Each angle of this piece was a new revelation, and what I especially loved was the surprising appearance of a cone shaped fender emerging from its innards. Chamberlain's preferred material of salvaged painted automobile metal allowed him to work with vivid color and then throw in, from time to time, a bit of chrome to juice up the conversation.

 Untitled, 1961; painted tin-plated steel, 5 x 4 x 3.5 in.

One of the great delights of the show were some miniature works, fluid in form and perky in color.

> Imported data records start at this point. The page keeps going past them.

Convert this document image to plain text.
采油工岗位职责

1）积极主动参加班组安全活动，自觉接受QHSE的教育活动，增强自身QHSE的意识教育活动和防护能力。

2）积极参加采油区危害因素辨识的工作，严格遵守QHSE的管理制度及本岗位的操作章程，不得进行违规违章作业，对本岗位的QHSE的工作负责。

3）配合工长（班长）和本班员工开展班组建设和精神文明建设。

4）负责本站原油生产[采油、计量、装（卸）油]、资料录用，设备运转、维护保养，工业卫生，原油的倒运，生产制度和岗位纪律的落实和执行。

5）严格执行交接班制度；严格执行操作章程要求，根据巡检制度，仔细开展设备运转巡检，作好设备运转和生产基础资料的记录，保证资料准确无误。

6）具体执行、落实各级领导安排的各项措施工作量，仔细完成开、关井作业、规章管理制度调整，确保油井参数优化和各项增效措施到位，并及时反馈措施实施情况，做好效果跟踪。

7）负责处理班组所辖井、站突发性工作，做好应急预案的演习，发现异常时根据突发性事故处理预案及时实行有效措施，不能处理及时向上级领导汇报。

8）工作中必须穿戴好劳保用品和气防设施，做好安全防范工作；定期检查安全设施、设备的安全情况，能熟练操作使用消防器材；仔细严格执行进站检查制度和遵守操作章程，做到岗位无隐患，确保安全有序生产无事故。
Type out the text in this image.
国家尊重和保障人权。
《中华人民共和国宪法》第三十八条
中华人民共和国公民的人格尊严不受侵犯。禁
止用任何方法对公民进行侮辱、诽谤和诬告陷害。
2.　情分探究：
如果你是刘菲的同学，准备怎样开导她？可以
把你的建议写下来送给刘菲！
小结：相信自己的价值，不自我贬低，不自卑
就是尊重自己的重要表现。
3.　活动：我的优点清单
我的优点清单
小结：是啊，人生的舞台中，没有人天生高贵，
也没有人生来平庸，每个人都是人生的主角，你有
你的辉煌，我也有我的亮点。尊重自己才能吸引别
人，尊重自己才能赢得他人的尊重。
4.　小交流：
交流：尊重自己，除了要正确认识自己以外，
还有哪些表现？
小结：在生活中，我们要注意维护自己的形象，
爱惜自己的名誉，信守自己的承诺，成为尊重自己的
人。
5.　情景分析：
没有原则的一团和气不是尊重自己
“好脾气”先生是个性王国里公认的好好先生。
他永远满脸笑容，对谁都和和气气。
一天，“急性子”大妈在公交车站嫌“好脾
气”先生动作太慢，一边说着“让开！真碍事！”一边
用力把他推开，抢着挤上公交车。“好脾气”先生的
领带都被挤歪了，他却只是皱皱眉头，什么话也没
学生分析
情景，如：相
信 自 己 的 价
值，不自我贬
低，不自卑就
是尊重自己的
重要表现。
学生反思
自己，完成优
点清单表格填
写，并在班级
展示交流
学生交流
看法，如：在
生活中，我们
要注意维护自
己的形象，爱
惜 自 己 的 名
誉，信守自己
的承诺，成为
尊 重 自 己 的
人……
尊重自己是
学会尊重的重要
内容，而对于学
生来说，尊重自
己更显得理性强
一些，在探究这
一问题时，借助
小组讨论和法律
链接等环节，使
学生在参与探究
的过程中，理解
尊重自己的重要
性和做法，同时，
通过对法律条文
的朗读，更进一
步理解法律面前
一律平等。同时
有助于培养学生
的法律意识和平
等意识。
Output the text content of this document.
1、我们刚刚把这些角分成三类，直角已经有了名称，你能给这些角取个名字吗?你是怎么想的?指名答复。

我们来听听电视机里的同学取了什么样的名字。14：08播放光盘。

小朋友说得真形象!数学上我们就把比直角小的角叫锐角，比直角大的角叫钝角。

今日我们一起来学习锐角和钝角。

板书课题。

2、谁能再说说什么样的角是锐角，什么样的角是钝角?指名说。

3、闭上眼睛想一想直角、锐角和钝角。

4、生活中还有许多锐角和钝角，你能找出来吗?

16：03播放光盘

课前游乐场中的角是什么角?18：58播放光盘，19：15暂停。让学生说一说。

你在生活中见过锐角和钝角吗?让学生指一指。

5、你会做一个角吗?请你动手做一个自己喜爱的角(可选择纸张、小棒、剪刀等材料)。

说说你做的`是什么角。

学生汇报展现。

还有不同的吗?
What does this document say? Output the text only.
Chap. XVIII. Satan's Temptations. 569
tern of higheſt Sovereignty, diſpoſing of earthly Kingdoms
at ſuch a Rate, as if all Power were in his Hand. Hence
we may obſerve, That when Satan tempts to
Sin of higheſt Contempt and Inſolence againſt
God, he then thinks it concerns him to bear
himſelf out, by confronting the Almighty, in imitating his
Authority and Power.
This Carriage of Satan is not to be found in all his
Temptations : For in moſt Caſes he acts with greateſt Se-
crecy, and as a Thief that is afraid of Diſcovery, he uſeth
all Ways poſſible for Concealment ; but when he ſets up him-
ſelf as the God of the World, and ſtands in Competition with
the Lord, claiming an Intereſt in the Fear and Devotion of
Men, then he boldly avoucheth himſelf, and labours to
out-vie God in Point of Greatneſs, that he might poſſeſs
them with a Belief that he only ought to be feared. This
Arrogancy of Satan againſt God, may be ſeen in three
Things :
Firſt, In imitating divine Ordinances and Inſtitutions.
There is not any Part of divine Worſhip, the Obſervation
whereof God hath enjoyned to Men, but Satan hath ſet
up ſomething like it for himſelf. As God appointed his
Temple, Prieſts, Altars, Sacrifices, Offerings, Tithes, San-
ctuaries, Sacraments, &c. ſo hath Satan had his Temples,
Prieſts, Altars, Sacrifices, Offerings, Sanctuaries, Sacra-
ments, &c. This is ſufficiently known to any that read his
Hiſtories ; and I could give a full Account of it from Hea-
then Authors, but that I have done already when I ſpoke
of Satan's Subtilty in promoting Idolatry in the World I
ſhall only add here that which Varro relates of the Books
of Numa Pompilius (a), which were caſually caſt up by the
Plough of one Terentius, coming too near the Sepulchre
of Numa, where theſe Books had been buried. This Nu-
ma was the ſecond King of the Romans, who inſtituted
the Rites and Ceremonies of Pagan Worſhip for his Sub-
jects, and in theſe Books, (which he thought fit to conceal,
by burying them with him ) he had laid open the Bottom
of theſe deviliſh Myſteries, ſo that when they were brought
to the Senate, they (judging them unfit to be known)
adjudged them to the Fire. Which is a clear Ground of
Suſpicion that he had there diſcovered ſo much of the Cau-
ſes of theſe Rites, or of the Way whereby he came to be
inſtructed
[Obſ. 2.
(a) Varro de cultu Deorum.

 Untitled, 1961; painted and printed tin-plated steel, 7 1/2 x 7 1/2 x 6 in. 

 3 views of Untitled

I just love this piece, with it's bursting shapes sitting atop a spice can. In all of his work, Chamberlain transforms the ordinary stuff of life into sculpture; using a spice container that we all have on our kitchen shelves makes the point of the transformative power of art in a particularly fun and witty way. 

 The Hot Lady from Bristol, 1979; painted and chromium plated steel, 83 x 51 x 50 in.

The "hot lady" is a naughty limerick, and there is something exuberantly flighty about this piece. The yellow form is almost figural and the folded white metal, with its dark lines, flows like a robe.

Kiss #12, 1979; painted steel, 30 x 31 x 27 in. 

Yes, these works are abstract; they've often been said to be the equivalent in sculpture of Abstract Expressionist painting. But Chamberlain's sense of fun allows for figural interpretation; he encourages it with his choice of titles. In this version of Kiss, the pink, red, and yellow are as gorgeous as a blowsy dame; the crushed metal drum(s) like bodies crushed together.  It is an inventive update on Brancusi's sculpture, and like all his work, an utter transformation of forgotten materials into a vibrant presence. 

Constantin Brancusi, The Kiss, 1916; limestone, 23 x 13 1/4 s 10 in. From the Philadelphia Museum of Art website.


  1. yes, what a thrilling exhibit! despite the terrific color i kept referencing brush strokes with a big japanese brush - those sweeps of energy fitting together in calligraphic icons...

    1. rappel, you're right about the energetic brush strokes made physical. There are so many interesting layers to this work.

  2. I like untitled 1961...another fabulous post. Thank You.

    1. You're very welcome, Jan; I enjoy sharing my enthusiasms.

  3. wonderful post, thanks Altoon. Did you get to the Biennial? it occurs to me, looking at the photos you've posted here, that these pedestal pieces would be interesting to compare with Vince Fecteau's sculptures. I haven't seen Vince's new work at the Biennial yet, but looking forward to taking it in, and this show too, hopefully on the same day!

    1. thanks, Ravenna. Yes, I went to the Biennial and liked the Fecteau work a lot. His stuff is quite demure and well mannered compared to Chamberlain.

  4. I like the 2nd "Untitled" 1961. It gives the impression of smallness, delicateness and lightness while many of the materials are rough and tough and monumental in a way.

    1. Elaine, you've put your finger on a wonderful aspect of those very small pieces which use such unartful materials.

  5. Another wonderful hour spent on an Altoon post and links. Thanks!

  6. I went to the show and it was surprisingly fun and I love the miniature ones and his collages with staples.
    Thanks for your wonderful photos and comments above to remind me of the pieces. I enjoyed seeing the welding of the pieces and obvious selection of color. And he didnt use many details on cars except for a handle occasionally which added to their magic.

  7. thanks, john.
    I'm so glad you liked the show, alicia.